Deux bandes dans différentes phases
L’arrière-plan: à cette époque, les deux groupes ont visité les États-Unis pendant deux mois, mais ils étaient dans différentes phases de leur carrière. Blink-182 venait d’atteindre un numéro et un album avec Tread Off Your Pantal et Jacket (2001). Green Day, en revanche, était commercialement sur la branche descendante, mais devrait célébrer un retour avec American Idiot en 2004.
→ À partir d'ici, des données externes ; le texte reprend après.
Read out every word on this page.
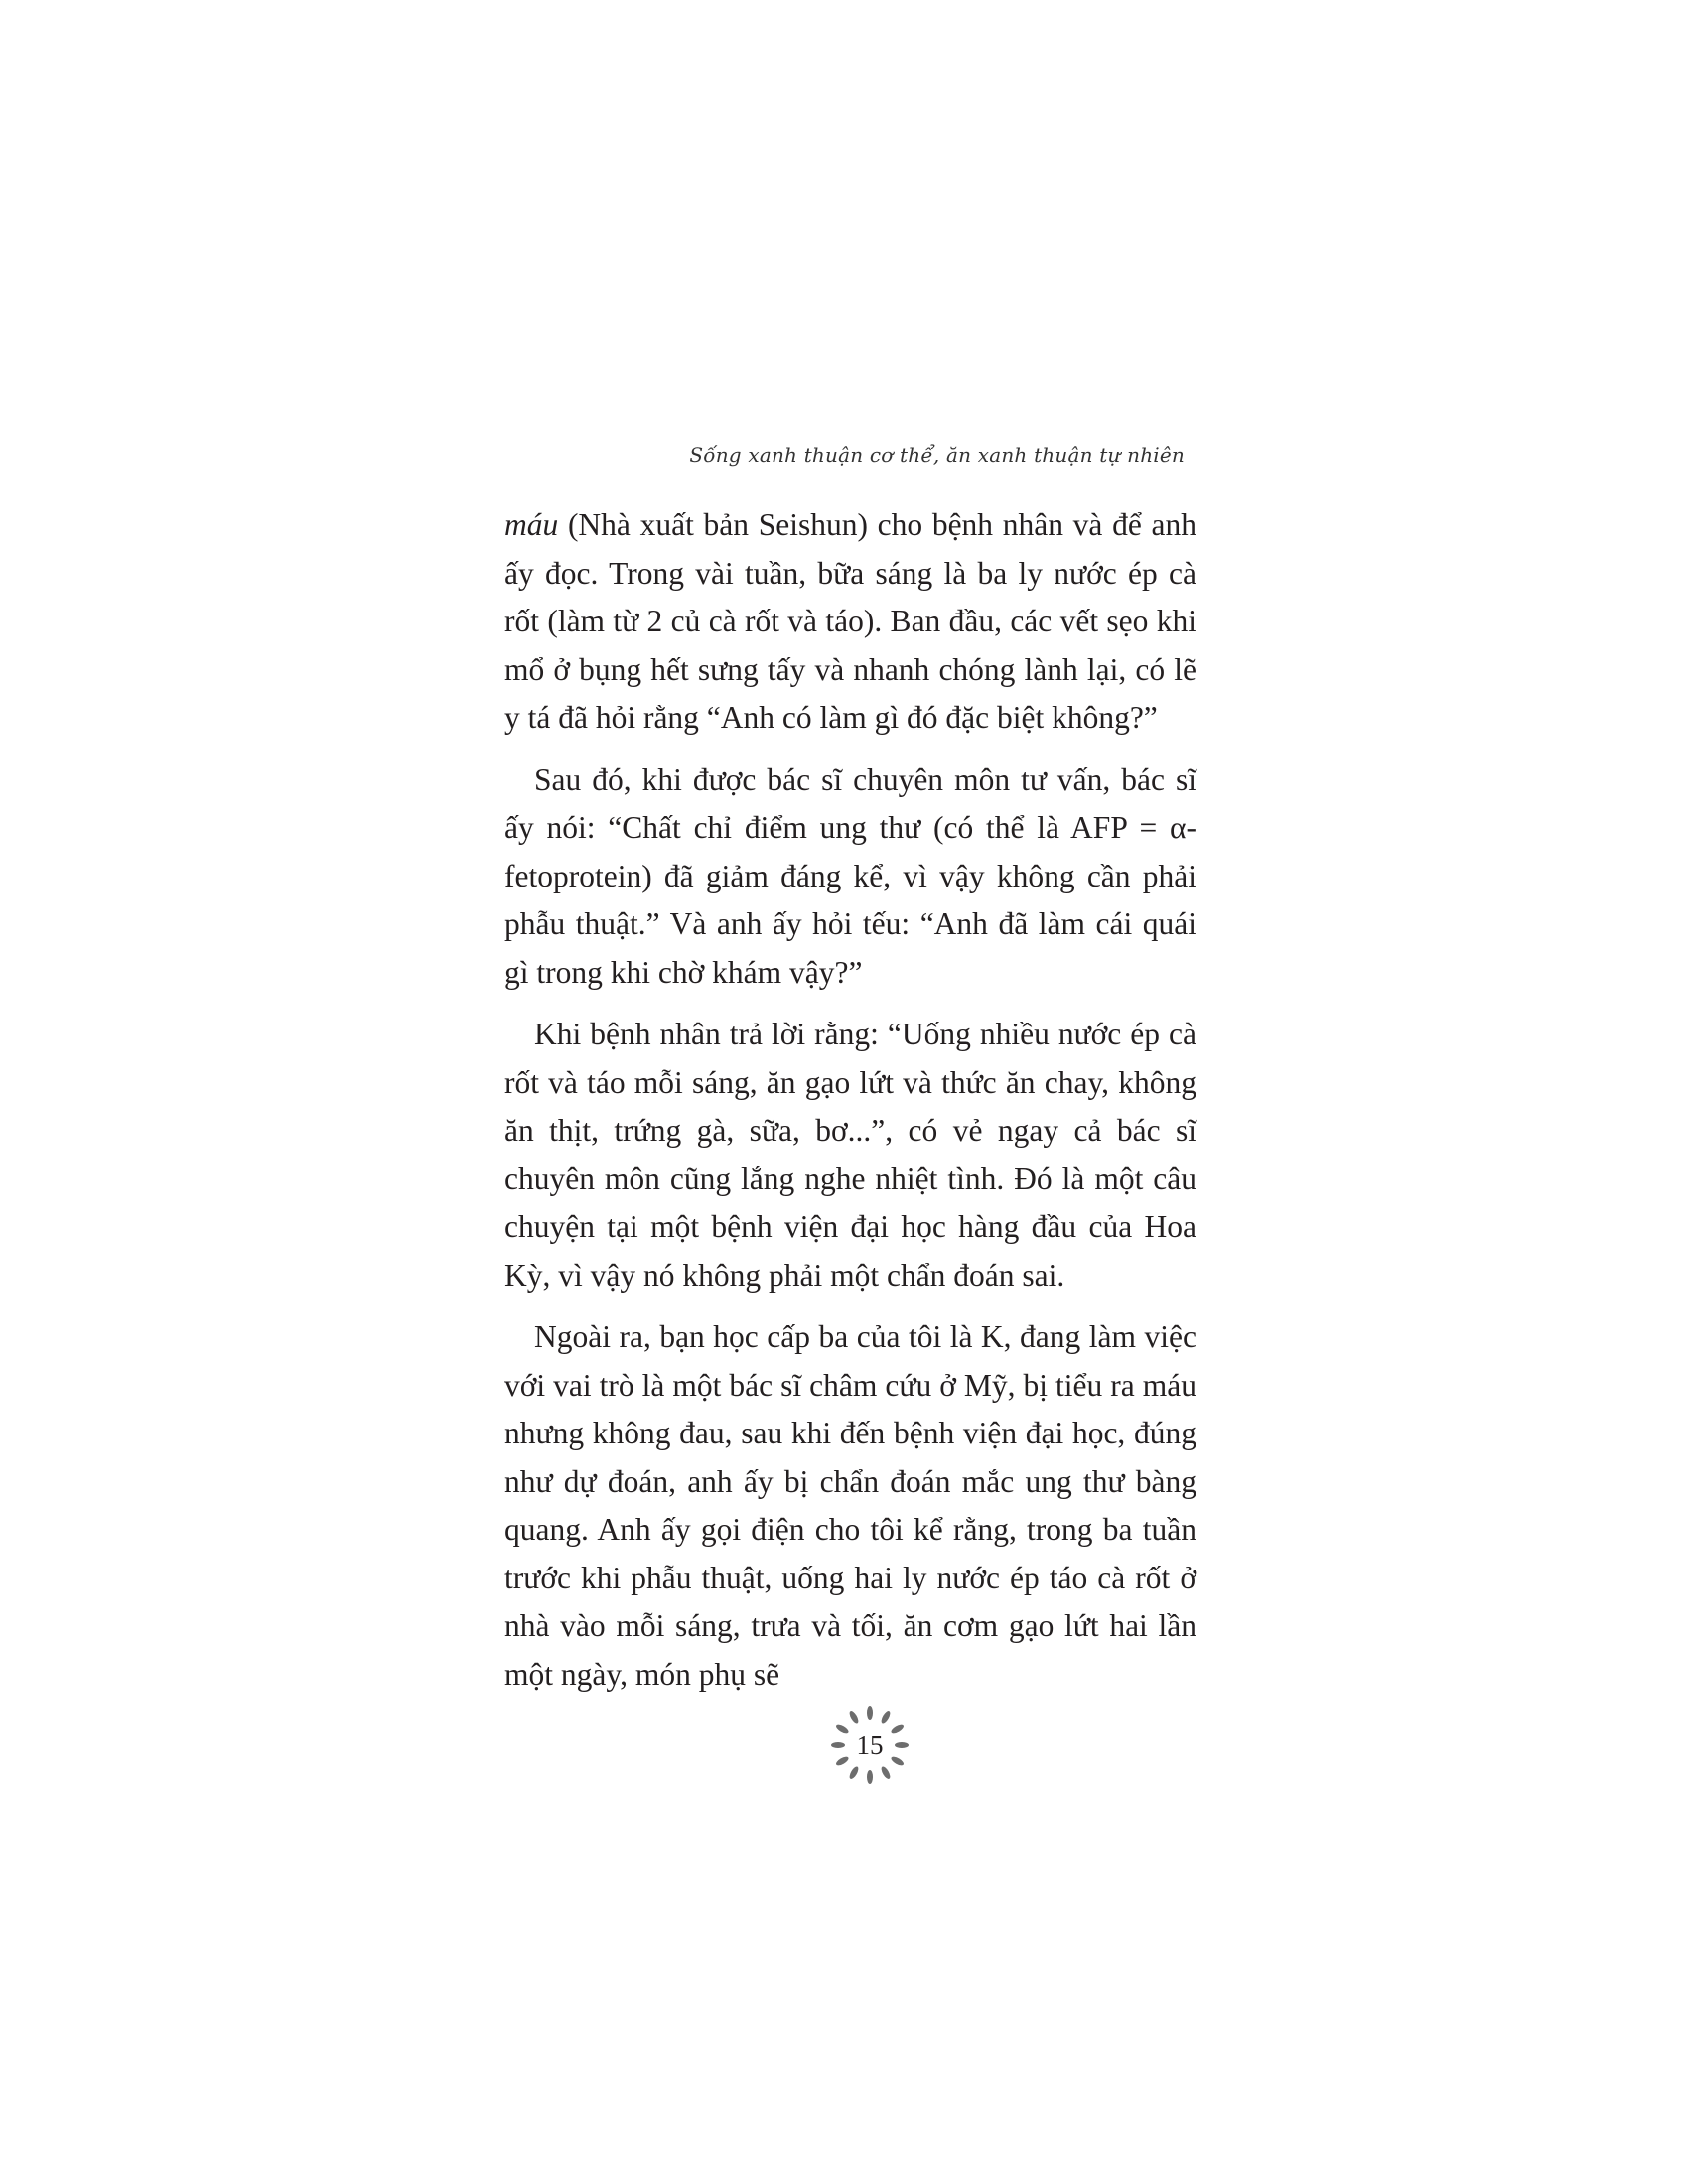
Sống xanh thuận cơ thể, ăn xanh thuận tự nhiên

máu (Nhà xuất bản Seishun) cho bệnh nhân và để anh ấy đọc. Trong vài tuần, bữa sáng là ba ly nước ép cà rốt (làm từ 2 củ cà rốt và táo). Ban đầu, các vết sẹo khi mổ ở bụng hết sưng tấy và nhanh chóng lành lại, có lẽ y tá đã hỏi rằng “Anh có làm gì đó đặc biệt không?”

Sau đó, khi được bác sĩ chuyên môn tư vấn, bác sĩ ấy nói: “Chất chỉ điểm ung thư (có thể là AFP = α-fetoprotein) đã giảm đáng kể, vì vậy không cần phải phẫu thuật.” Và anh ấy hỏi tếu: “Anh đã làm cái quái gì trong khi chờ khám vậy?”

Khi bệnh nhân trả lời rằng: “Uống nhiều nước ép cà rốt và táo mỗi sáng, ăn gạo lứt và thức ăn chay, không ăn thịt, trứng gà, sữa, bơ...”, có vẻ ngay cả bác sĩ chuyên môn cũng lắng nghe nhiệt tình. Đó là một câu chuyện tại một bệnh viện đại học hàng đầu của Hoa Kỳ, vì vậy nó không phải một chẩn đoán sai.

Ngoài ra, bạn học cấp ba của tôi là K, đang làm việc với vai trò là một bác sĩ châm cứu ở Mỹ, bị tiểu ra máu nhưng không đau, sau khi đến bệnh viện đại học, đúng như dự đoán, anh ấy bị chẩn đoán mắc ung thư bàng quang. Anh ấy gọi điện cho tôi kể rằng, trong ba tuần trước khi phẫu thuật, uống hai ly nước ép táo cà rốt ở nhà vào mỗi sáng, trưa và tối, ăn cơm gạo lứt hai lần một ngày, món phụ sẽ

15
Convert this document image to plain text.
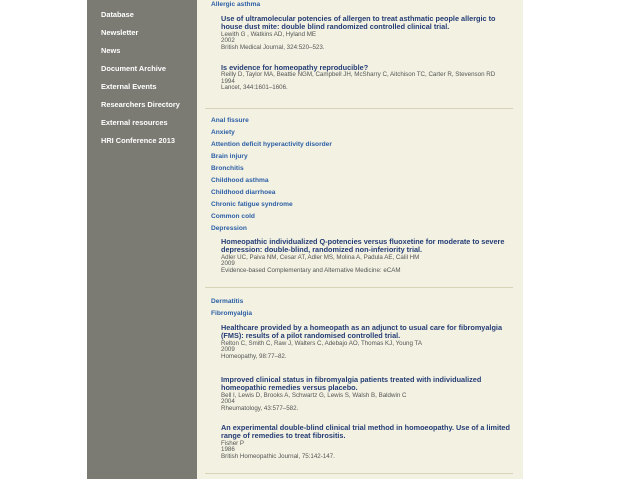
Database
Newsletter
News
Document Archive
External Events
Researchers Directory
External resources
HRI Conference 2013
Allergic asthma
Use of ultramolecular potencies of allergen to treat asthmatic people allergic to house dust mite: double blind randomized controlled clinical trial.
Lewith G , Watkins AD, Hyland ME
2002
British Medical Journal, 324:520–523.
Is evidence for homeopathy reproducible?
Reilly D, Taylor MA, Beattie NGM, Campbell JH, McSharry C, Aitchison TC, Carter R, Stevenson RD
1994
Lancet, 344:1601–1606.
Anal fissure
Anxiety
Attention deficit hyperactivity disorder
Brain injury
Bronchitis
Childhood asthma
Childhood diarrhoea
Chronic fatigue syndrome
Common cold
Depression
Homeopathic individualized Q-potencies versus fluoxetine for moderate to severe depression: double-blind, randomized non-inferiority trial.
Adler UC, Paiva NM, Cesar AT, Adler MS, Molina A, Padula AE, Calil HM
2009
Evidence-based Complementary and Alternative Medicine: eCAM
Dermatitis
Fibromyalgia
Healthcare provided by a homeopath as an adjunct to usual care for fibromyalgia (FMS): results of a pilot randomised controlled trial.
Relton C, Smith C, Raw J, Walters C, Adebajo AO, Thomas KJ, Young TA
2009
Homeopathy, 98:77–82.
Improved clinical status in fibromyalgia patients treated with individualized homeopathic remedies versus placebo.
Bell I, Lewis D, Brooks A, Schwartz G, Lewis S, Walsh B, Baldwin C
2004
Rheumatology, 43:577–582.
An experimental double-blind clinical trial method in homoeopathy. Use of a limited range of remedies to treat fibrositis.
Fisher P
1986
British Homeopathic Journal, 75:142-147.
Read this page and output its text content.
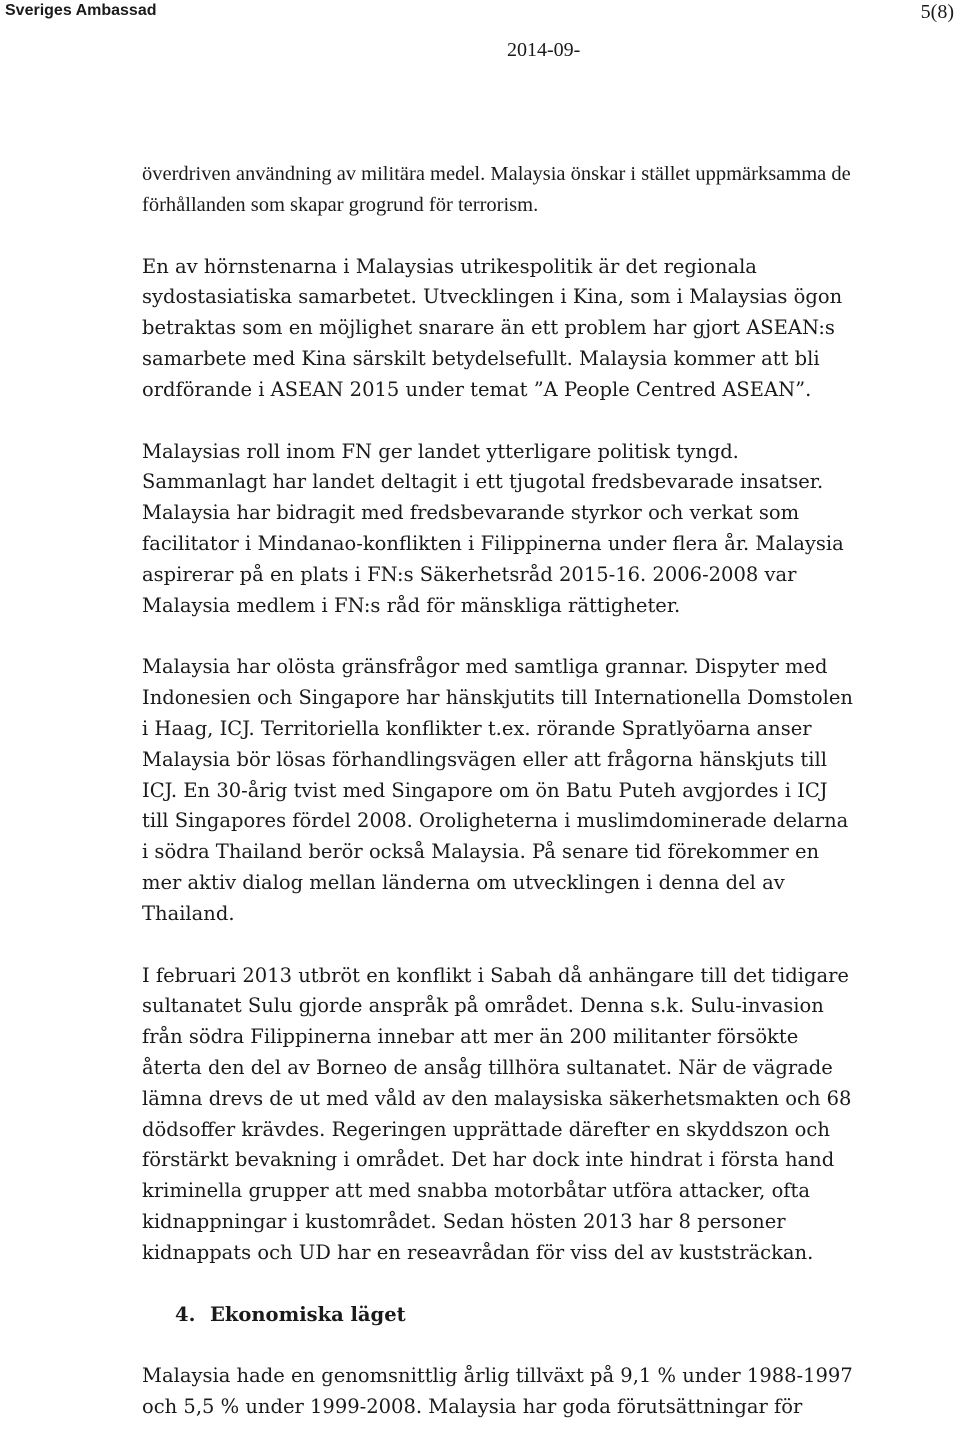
Sveriges Ambassad	5(8)
2014-09-

överdriven användning av militära medel. Malaysia önskar i stället uppmärksamma de förhållanden som skapar grogrund för terrorism.

En av hörnstenarna i Malaysias utrikespolitik är det regionala sydostasiatiska samarbetet. Utvecklingen i Kina, som i Malaysias ögon betraktas som en möjlighet snarare än ett problem har gjort ASEAN:s samarbete med Kina särskilt betydelsefullt. Malaysia kommer att bli ordförande i ASEAN 2015 under temat ”A People Centred ASEAN”.

Malaysias roll inom FN ger landet ytterligare politisk tyngd. Sammanlagt har landet deltagit i ett tjugotal fredsbevarade insatser. Malaysia har bidragit med fredsbevarande styrkor och verkat som facilitator i Mindanao-konflikten i Filippinerna under flera år. Malaysia aspirerar på en plats i FN:s Säkerhetsråd 2015-16. 2006-2008 var Malaysia medlem i FN:s råd för mänskliga rättigheter.

Malaysia har olösta gränsfrågor med samtliga grannar. Dispyter med Indonesien och Singapore har hänskjutits till Internationella Domstolen i Haag, ICJ. Territoriella konflikter t.ex. rörande Spratlyöarna anser Malaysia bör lösas förhandlingsvägen eller att frågorna hänskjuts till ICJ. En 30-årig tvist med Singapore om ön Batu Puteh avgjordes i ICJ till Singapores fördel 2008. Oroligheterna i muslimdominerade delarna i södra Thailand berör också Malaysia. På senare tid förekommer en mer aktiv dialog mellan länderna om utvecklingen i denna del av Thailand.

I februari 2013 utbröt en konflikt i Sabah då anhängare till det tidigare sultanatet Sulu gjorde anspråk på området. Denna s.k. Sulu-invasion från södra Filippinerna innebar att mer än 200 militanter försökte återta den del av Borneo de ansåg tillhöra sultanatet. När de vägrade lämna drevs de ut med våld av den malaysiska säkerhetsmakten och 68 dödsoffer krävdes. Regeringen upprättade därefter en skyddszon och förstärkt bevakning i området. Det har dock inte hindrat i första hand kriminella grupper att med snabba motorbåtar utföra attacker, ofta kidnappningar i kustområdet. Sedan hösten 2013 har 8 personer kidnappats och UD har en reseavrådan för viss del av kuststräckan.

4. Ekonomiska läget

Malaysia hade en genomsnittlig årlig tillväxt på 9,1 % under 1988-1997 och 5,5 % under 1999-2008. Malaysia har goda förutsättningar för
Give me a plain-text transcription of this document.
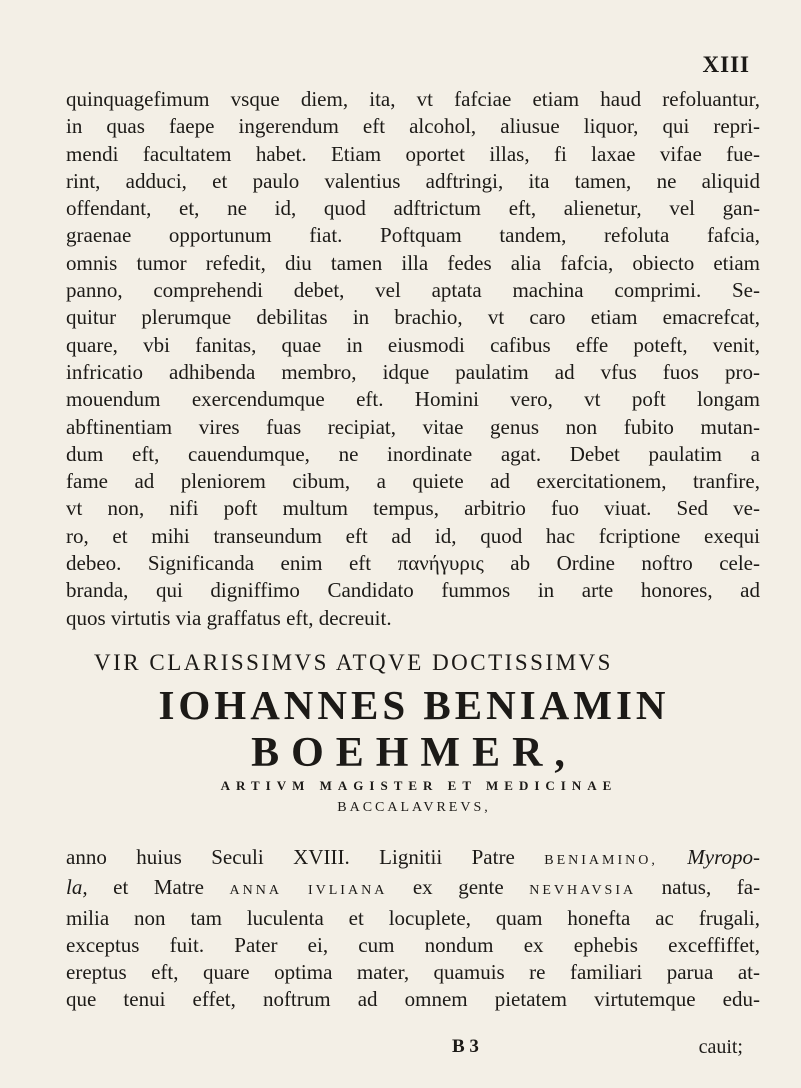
XIII
quinquagefimum vsque diem, ita, vt fafciae etiam haud refoluantur,
in quas faepe ingerendum eft alcohol, aliusue liquor, qui repri-
mendi facultatem habet. Etiam oportet illas, fi laxae vifae fue-
rint, adduci, et paulo valentius adftringi, ita tamen, ne aliquid
offendant, et, ne id, quod adftrictum eft, alienetur, vel gan-
graenae opportunum fiat. Poftquam tandem, refoluta fafcia,
omnis tumor refedit, diu tamen illa fedes alia fafcia, obiecto etiam
panno, comprehendi debet, vel aptata machina comprimi. Se-
quitur plerumque debilitas in brachio, vt caro etiam emacrefcat,
quare, vbi fanitas, quae in eiusmodi cafibus effe poteft, venit,
infricatio adhibenda membro, idque paulatim ad vfus fuos pro-
mouendum exercendumque eft. Homini vero, vt poft longam
abftinentiam vires fuas recipiat, vitae genus non fubito mutan-
dum eft, cauendumque, ne inordinate agat. Debet paulatim a
fame ad pleniorem cibum, a quiete ad exercitationem, tranfire,
vt non, nifi poft multum tempus, arbitrio fuo viuat. Sed ve-
ro, et mihi transeundum eft ad id, quod hac fcriptione exequi
debeo. Significanda enim eft πανήγυρις ab Ordine noftro cele-
branda, qui digniffimo Candidato fummos in arte honores, ad
quos virtutis via graffatus eft, decreuit.
VIR CLARISSIMVS ATQVE DOCTISSIMVS
IOHANNES BENIAMIN
BOEHMER,
ARTIVM MAGISTER ET MEDICINAE
BACCALAVREVS,
anno huius Seculi XVIII. Lignitii Patre BENIAMINO, Myropo-
la, et Matre ANNA IVLIANA ex gente NEVHAVSIA natus, fa-
milia non tam luculenta et locuplete, quam honefta ac frugali,
exceptus fuit. Pater ei, cum nondum ex ephebis exceffiffet,
ereptus eft, quare optima mater, quamuis re familiari parua at-
que tenui effet, noftrum ad omnem pietatem virtutemque edu-
B 3	cauit;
Dans une interview avec “NME”, Mark Hoppus a déclaré à l’époque: “C’était très étrange parce que j’ai grandi avec Green Day. J’ai vraiment attendu ‘Dookie’ [1994] sort et faisait la queue pour l’acheter. “
Malgré son existence des fans, la tournée ensemble était un défi: “J’étais un grand fan, puis nous avons tourné avec eux, mais c’était une chose étrange parce que Green Day avait une tendance à la baisse à l’époque. Nous avons été annoncés comme co-chef, mais Blink est apparu comme le dernier volume tous les soirs, et c’était un sentiment étrange pour nous. Insual.”
“Green Day était prêt pour le combat”
Hoppus décrit la pression compétitive sur la scène: «Nous sommes arrivés, nous pensions que nous étions cool, nous avions un album numéro un, Green Day était juste en crise. […] Green Day s’est préparé à se battre – musicalement, bien sûr, ils étaient super gentils avec nous tout le temps. “
En fin de compte, la rivalité de l’incitation mutuelle est devenue: “Cela a définitivement fait de nous un meilleur groupe. Je pense que je les ai tellement inspirés qu’ils pensaient:” Nous devons détruire Blink-182 avec un grand album intitulé “American Idiot”. “”
Dans son livre, il compare leur relation de “gangs rivaux dans la ville, qui méprisent et respectent”.